The modern-day slum grew out of an old fishing village beyond the reaches of the city. But in recent years, Lagos has mushroomed into Africa's biggest city with a population estimated to be over 20 million. Somehow, Makoko has remained untouched by the breakneck development occurring all around it in downtown Lagos. The city authorities refuse to recognise the huge web of interlinking clusters of slum houses as a legitimate settlement and have therefore withheld basic services such as electricity, water, schools and hospitals from the community.

Assisted by local vigilante groups, the baale (or chieftains) of Makoko make decisions for the running of the community to ensure law and order and private enterprise takes care of the rest. Like any other neighbourhood, Makoko has private schools, health clinics, traditional healers, restaurants, hair salons, churches, photo studios and tailor shops. Ironically it is water - clean water - which poses the greatest challenge for this floating city. Clean water is available for a fee from local businesses.


The Black Sea ( 2010- 2014, Black Sea Countries)

The Black Sea - mysterious, menacing and mythical - is at the heart of centuries of warfare, turmoil and historical drama. A mixture of totalitarian regimes and young democracies, a melting pot of ethnic minorities, the Black Sea region is a point of convergence for three very different civilisations: European, Asian and Middle Eastern. Regardless of their nationality or social status, almost all the Black Sea people work for entire years with one dream in their minds: to spend a week at its shores. Its waters, shores and inlands suffered massive transformations as all the surrounding countries tried to tame it, to reshape it, to reinforce or to extract its resources.
Besides my solo journey along it's shores, in 2010 I teamed up with a friend and journalist Stefan Candea to circumvent the sea and explore the multitude of cultures and landscapes around it. Our journey took us through Bulgaria, Turkey, Georgia, Armenia, Azerbaijan, Russia, Ukraine and Moldova.

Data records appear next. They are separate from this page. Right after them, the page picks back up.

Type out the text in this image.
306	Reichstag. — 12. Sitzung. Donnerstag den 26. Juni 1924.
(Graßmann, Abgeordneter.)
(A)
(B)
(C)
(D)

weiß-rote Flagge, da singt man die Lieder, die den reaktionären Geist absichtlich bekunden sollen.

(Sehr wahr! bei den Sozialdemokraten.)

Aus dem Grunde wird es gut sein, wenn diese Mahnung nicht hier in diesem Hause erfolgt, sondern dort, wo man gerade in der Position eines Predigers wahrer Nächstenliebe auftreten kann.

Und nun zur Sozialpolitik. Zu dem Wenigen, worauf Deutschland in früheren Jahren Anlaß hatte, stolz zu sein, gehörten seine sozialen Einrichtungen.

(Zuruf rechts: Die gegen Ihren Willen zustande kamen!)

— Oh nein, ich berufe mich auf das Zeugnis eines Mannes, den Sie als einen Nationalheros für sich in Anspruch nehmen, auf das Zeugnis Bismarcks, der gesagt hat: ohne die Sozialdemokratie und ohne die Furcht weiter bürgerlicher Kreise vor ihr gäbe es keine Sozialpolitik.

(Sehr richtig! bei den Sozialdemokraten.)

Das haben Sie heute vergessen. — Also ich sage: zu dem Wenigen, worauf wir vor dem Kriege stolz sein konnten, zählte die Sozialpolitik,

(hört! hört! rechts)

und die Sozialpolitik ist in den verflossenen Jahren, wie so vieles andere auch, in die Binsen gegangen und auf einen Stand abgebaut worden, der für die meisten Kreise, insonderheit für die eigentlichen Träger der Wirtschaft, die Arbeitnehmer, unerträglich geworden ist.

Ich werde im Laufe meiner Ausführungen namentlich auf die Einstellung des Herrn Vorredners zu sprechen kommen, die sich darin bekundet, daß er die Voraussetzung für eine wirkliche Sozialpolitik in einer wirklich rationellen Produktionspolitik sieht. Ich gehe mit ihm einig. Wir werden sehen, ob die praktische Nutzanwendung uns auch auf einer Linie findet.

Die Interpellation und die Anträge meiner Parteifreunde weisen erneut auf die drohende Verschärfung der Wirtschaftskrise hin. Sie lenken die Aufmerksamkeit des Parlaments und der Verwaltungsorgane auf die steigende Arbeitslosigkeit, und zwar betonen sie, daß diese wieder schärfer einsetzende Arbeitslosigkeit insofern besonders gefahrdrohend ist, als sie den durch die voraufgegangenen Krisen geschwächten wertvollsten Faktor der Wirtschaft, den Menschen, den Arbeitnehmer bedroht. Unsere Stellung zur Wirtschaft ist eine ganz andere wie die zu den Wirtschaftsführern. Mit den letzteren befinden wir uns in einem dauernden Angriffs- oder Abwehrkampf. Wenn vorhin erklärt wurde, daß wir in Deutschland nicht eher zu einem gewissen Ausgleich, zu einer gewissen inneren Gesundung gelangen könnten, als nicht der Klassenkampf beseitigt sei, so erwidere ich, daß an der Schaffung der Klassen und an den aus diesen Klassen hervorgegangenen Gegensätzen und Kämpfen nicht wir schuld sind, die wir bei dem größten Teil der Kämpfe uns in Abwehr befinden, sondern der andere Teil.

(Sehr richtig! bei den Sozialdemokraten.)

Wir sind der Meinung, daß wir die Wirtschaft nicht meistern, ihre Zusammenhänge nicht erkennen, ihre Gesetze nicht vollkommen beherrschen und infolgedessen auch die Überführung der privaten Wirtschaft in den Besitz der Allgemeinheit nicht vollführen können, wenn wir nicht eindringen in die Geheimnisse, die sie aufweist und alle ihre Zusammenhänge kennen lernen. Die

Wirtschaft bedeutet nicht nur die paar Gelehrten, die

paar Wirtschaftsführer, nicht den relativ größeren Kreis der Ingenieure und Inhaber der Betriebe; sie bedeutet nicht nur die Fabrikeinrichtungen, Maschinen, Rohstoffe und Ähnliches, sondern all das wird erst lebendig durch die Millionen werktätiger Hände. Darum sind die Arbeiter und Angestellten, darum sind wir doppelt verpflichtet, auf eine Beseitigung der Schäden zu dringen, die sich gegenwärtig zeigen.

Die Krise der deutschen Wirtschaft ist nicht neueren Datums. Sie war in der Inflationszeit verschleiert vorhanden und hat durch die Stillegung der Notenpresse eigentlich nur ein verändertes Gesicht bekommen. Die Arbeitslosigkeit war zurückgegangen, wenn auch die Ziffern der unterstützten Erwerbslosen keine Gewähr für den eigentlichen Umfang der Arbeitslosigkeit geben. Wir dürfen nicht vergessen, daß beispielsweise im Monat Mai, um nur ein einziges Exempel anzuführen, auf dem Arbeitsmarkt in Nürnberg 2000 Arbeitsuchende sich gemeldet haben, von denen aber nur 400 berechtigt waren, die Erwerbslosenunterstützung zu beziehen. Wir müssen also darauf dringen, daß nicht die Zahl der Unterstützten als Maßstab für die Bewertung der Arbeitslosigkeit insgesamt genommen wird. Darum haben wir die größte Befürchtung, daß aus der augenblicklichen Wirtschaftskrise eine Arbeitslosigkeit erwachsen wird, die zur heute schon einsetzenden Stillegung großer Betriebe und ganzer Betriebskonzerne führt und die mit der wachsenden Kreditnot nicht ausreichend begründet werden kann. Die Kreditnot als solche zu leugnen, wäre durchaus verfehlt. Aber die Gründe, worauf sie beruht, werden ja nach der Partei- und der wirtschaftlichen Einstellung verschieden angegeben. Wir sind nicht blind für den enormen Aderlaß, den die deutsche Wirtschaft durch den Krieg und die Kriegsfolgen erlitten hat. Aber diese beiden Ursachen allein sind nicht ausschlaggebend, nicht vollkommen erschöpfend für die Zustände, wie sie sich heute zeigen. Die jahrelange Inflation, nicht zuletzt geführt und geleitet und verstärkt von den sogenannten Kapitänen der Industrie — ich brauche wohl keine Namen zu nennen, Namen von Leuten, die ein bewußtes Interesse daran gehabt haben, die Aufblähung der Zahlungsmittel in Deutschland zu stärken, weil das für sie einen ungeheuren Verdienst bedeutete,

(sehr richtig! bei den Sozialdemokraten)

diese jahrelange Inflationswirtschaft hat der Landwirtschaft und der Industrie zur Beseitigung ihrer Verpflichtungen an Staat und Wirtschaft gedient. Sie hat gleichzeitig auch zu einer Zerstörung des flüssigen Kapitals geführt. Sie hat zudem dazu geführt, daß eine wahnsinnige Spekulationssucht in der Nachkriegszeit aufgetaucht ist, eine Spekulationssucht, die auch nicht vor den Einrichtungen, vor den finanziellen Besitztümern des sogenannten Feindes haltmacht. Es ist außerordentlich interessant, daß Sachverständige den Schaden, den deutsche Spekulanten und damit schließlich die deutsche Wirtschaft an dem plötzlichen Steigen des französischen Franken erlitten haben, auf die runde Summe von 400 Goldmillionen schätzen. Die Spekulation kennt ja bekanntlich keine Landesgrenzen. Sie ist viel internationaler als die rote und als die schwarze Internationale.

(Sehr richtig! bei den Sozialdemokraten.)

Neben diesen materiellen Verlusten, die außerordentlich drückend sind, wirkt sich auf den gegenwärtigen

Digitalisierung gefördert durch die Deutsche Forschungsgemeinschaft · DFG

Along their way, we passed through a multitude of autonomous republics, some internationally recognized, others stuck in diplomatic limbo: North Karabakh, Abkhazia, Adygea, and Transdnister


The Danube Delta (Romania 2004 - 2008)

At the end of its nearly 2,900 km course, the Danube, Europe's longest river, spreads out into countless tentacles over a huge, watery plain along the border between Romania and Ukraine. The Danube Delta, Europe's second largest after the great Volga Delta on the Caspian coast, was declared a UNESCO World Heritage site in 1991 and has remained relatively pristine, largely due to its relative isolation from major urban centers and a very thinly spread population of around 20,000.

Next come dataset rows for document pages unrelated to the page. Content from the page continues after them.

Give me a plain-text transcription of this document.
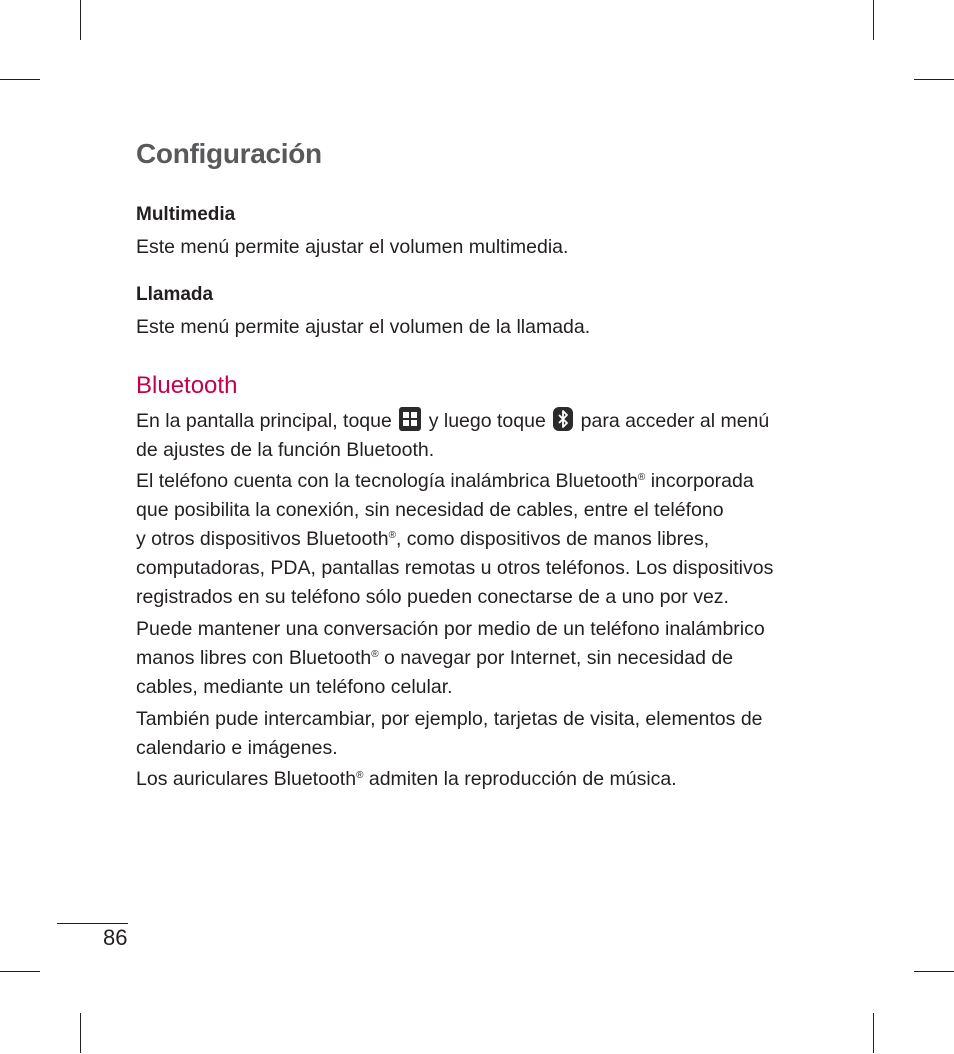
Configuración
Multimedia
Este menú permite ajustar el volumen multimedia.
Llamada
Este menú permite ajustar el volumen de la llamada.
Bluetooth
En la pantalla principal, toque y luego toque para acceder al menú
de ajustes de la función Bluetooth.
El teléfono cuenta con la tecnología inalámbrica Bluetooth® incorporada
que posibilita la conexión, sin necesidad de cables, entre el teléfono
y otros dispositivos Bluetooth®, como dispositivos de manos libres,
computadoras, PDA, pantallas remotas u otros teléfonos. Los dispositivos
registrados en su teléfono sólo pueden conectarse de a uno por vez.
Puede mantener una conversación por medio de un teléfono inalámbrico
manos libres con Bluetooth® o navegar por Internet, sin necesidad de
cables, mediante un teléfono celular.
También pude intercambiar, por ejemplo, tarjetas de visita, elementos de
calendario e imágenes.
Los auriculares Bluetooth® admiten la reproducción de música.
86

The Delta's population, which has risen very slowly to its present number from around 12,000 in the 1890s, is a mix of Romanians, Ukrainians, Turks and Bulgarians with smaller entities of Greeks and Lipovians, a group of Russian Old Believers who fled religious persecution in the 18th century and settled here. The main activity fishing, is in decline today. Many of the fishermen left abroad in search of work, while rich people are trying now to buy their land for holiday houses.


Pride and Concrete (Romania, France, 2010- 2013)

Pride and Concrete is a project about the recent transformations occurring in rural communities, especially around Tara Oasului and Maramures in Northern Transylvania, Romania, following decades of migration abroad for work.
One in six Romanians lives and works abroad. Most of the migrants come from rural areas and the money sent back home has irreversibly transformed their native villages. Unlike in the city, where economic competition is a more subtle affair, in the villages’ changes are highly visible and the main street acts as an open stage for ostentatious display.